Case Shiller: Housing Prices Down Again
By Greg Hunter’s USAWatchdog.com
Housing prices are back to where they were in late 2002 according to the latest Case-Shiller report that tracks housing prices. February data shows 15 of 20 cities surveyed showed price declines. Overall, the prices sank 3.5% annually. Atlanta fared the worst with a 17.3% year over year fall in home prices. Phoenix was one of the few bright spots with a 3.3% increase. The report said, “Phoenix has posted two consecutive months of positive annual rates, with its latest being +3.3%, and five consecutive positive monthly returns.” But don’t start breaking out the party hats and champagne. The report also said, “Phoenix, which is one of the cities that fared the worst during the crisis, has now posted two consecutive months of positive annual returns and five consecutive positive monthly returns. However, it is still down 54.2% from its peak.” (Click here for the complete Case-Shiller press release.)
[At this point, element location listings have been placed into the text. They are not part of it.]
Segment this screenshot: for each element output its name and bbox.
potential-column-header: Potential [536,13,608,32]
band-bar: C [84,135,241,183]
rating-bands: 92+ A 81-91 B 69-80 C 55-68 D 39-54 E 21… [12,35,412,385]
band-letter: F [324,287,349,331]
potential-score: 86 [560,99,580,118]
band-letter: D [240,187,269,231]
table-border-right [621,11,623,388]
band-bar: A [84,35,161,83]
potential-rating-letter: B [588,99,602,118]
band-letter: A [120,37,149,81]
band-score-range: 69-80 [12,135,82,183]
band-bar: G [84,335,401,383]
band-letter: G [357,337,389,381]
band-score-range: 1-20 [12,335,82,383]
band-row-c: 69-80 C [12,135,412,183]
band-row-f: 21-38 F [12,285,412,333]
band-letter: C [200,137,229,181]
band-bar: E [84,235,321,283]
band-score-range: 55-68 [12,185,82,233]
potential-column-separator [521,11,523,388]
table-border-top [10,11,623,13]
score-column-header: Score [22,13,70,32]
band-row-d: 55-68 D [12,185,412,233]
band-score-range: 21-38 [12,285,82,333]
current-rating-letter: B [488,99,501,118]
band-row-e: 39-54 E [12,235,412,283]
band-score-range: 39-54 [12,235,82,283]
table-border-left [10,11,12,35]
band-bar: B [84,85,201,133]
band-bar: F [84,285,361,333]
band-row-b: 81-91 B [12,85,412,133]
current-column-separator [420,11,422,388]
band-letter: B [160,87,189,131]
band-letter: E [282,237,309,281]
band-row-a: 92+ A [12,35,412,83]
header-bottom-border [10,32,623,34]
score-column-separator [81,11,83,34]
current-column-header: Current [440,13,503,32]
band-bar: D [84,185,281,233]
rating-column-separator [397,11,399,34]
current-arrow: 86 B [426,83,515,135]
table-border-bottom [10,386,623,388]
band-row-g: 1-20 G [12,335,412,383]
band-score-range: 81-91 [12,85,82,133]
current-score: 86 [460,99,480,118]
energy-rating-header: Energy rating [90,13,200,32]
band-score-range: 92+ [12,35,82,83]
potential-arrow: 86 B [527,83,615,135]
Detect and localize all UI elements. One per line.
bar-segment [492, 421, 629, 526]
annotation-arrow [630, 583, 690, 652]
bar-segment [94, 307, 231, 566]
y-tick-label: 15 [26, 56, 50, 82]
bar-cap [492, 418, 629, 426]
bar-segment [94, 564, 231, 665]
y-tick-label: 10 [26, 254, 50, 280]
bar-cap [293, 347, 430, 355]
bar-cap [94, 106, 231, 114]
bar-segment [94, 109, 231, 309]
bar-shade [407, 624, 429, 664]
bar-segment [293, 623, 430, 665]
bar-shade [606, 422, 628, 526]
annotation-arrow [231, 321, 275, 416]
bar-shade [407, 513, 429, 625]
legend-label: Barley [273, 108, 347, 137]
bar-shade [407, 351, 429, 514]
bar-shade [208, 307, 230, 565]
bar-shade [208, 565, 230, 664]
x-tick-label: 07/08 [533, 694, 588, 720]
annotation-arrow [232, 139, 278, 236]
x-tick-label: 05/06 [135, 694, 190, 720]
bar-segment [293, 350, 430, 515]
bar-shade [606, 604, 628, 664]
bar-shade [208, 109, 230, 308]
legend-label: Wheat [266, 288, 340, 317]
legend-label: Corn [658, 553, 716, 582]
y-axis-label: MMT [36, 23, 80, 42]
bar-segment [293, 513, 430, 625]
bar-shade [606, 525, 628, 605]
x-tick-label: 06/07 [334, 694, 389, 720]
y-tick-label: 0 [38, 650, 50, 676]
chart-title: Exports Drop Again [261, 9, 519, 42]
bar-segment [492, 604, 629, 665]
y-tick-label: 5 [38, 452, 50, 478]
The average price decline from the 2006 peak in the Case-Shiller report is a stunning 35%. The February report charts a new low for the index. Please keep in mind, all this pain in the residential real estate market is going on despite near record low interest rates. The Federal Reserve is suppressing rates in hopes of getting some price inflation in housing. Instead, it is seeing inflation creeping up in food and energy costs while housing prices are verifiably heading down. The Fed should have just stayed out of the market and let it fall. Yes, it most definitely would have fallen more than it has, but we probably would have hit bottom by now. This would in turn have produced a real recovery, and people would be able to buy a cheaper house and pay a higher interest rate. Who has any confidence that the house you buy today won’t be worth less in a year?
I keep asking this question: What happens to home prices when interest rates rise back to more normal levels? If rates were just 7% for a 30-year mortgage, you would see at least another 20% decline. (Currently, rates for a 30-year mortgage are around 4 %.) Another boat anchor to housing prices is the millions of foreclosures coming down the pipeline in the next few years. There is no way we hit bottom in the foreseeable future. I don’t think we have seen the end of the real estate crash, and I don’t see prices going anywhere but down until 2016. Even then, it will be a very long climb back up for real home value appreciation. Bottom line: don’t be in a hurry to buy a house.